Asked why the bons should feel fear, he didn’t know. It was only a feeling he had, he said, and he couldn’t say why.

“Why do they fear us?” she had asked Rigo.

“Fear us? Nonsense,” he said angrily. “It is pure pride with them, pride in their fabulous ancestries—fabulous in every sense, for their nobility is more fable than reality. Sender O’Neil told me about their origins. The fool may not have had much right about Grass, but he did know where the bons came from. Their ancestors were minor nobility at best, and not much of that. They can’t go on pretending to be important unless they’ve got something to be important about. When they came here, they brought along plenty of common folk to lord it over, you’ll notice, and they’ve spent the generations since they arrived feeding one another puffery about their histories.”

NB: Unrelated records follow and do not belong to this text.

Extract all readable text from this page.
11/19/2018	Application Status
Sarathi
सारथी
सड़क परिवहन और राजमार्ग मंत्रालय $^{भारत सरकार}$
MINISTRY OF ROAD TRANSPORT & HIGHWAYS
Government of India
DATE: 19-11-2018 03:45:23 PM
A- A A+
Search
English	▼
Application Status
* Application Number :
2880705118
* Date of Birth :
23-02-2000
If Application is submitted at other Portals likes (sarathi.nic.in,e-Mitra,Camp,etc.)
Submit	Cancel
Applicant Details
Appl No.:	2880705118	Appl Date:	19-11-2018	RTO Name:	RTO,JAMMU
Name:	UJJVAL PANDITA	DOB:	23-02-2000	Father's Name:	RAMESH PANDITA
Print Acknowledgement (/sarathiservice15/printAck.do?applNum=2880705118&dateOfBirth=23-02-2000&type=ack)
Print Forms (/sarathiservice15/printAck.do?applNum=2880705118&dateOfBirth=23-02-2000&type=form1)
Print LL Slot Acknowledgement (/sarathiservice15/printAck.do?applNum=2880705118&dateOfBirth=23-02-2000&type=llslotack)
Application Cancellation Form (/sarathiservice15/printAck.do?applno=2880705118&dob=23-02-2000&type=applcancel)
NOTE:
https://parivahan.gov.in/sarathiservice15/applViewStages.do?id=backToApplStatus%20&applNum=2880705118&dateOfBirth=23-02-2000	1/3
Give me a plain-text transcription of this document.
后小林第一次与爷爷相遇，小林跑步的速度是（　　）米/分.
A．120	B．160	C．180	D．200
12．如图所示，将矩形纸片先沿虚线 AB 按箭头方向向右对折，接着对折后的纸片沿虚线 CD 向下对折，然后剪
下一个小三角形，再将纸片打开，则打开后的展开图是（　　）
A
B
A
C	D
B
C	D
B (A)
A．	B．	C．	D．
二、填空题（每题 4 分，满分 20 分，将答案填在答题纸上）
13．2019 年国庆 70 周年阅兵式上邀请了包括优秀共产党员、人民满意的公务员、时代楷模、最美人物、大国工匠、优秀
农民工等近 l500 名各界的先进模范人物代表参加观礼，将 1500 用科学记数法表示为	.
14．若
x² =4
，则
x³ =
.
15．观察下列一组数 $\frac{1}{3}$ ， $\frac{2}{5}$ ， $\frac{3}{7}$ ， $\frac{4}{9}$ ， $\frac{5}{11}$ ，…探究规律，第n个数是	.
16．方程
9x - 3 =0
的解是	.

Marjorie, who had seen among the aristocrats certain twitches of skin, wrinklings around eyes, and pursings of lips, all unconscious, believed that Persun was right. What the bons felt was fear, though the bons might not understand what it was they feared.

Still, whether it was pride or fear that moved them made no dif­ference in their behavior. They arrived as Persun had said they would, in order of their importance, a lot of small fry first: fourth and fifth leaders with their ladies, cousins, and aunts mincing up the stairs as though the treads were hot, old singletons like aged bulls, swinging their heads from side to side to feel their horns. As Admit Maukerden bellowed their names; Andrea, hidden in an alcove, looked each one up and recited the commentary into her whisperphone.”This one is a Laupmon cousin, thirty-four Terran years. She is childless, and she still rides. The next one is an aunt of the Obermum. Fifty-two Terran years. No longer rides.”

Primed by Andrea’s voice, which buzzed in their ears with an insect hum, the Yrariers responded appropriately to each of their guests with charm or pure formality or even frosty coolness to those so chilly they would resent anything else. “So glad you could come,” they murmured, noting each detail of dress or feature and connecting it with the name humming in their ears so they would not forget to be wary of this one or that one as the evening wore on. “Good evening. So very glad you could come.” On the balcony above the largest reception room, musicians played. A dozen villagers hastily trained and tricked out in livery circulated with glasses, putting on the fine air of pomp and disdain which Stella had suggested to them. “What you must convey,” she had told them, giggling, “is that it is better to be a footman at Opal Hill than to be Obermun anywhere else.”

“Stella!” Rigo had expostulated.

“It’s all right, sir,” Asmir Tanlig had said. “We understand the young lady right enough. She wants us proud enough to shame the bons.” And so they were to the last man, bowing like grandees as they offered their trays of glasses, their bits of tasty food, their sotto voce directions to the ladies’ or the gentlemen’s retiring room, along the balcony, near the musicians. The guests stood or sat or wandered, examining each bit of furniture, each set of drapes, some with a slightly discontented air. Little enough there for them to find fault with unless they found fault with themselves. Similar furnishings were found in every estancia. Similar images on the walls. Similar arrange­ments of flowers. Not so well done, perhaps, but similar. Too similar to cavil at, though one or two made the effort. “So ordinary,” they said. “So everyday. One would think, coming from Sanctity …” As though they would not have belittled anything that had breathed of Sanctity.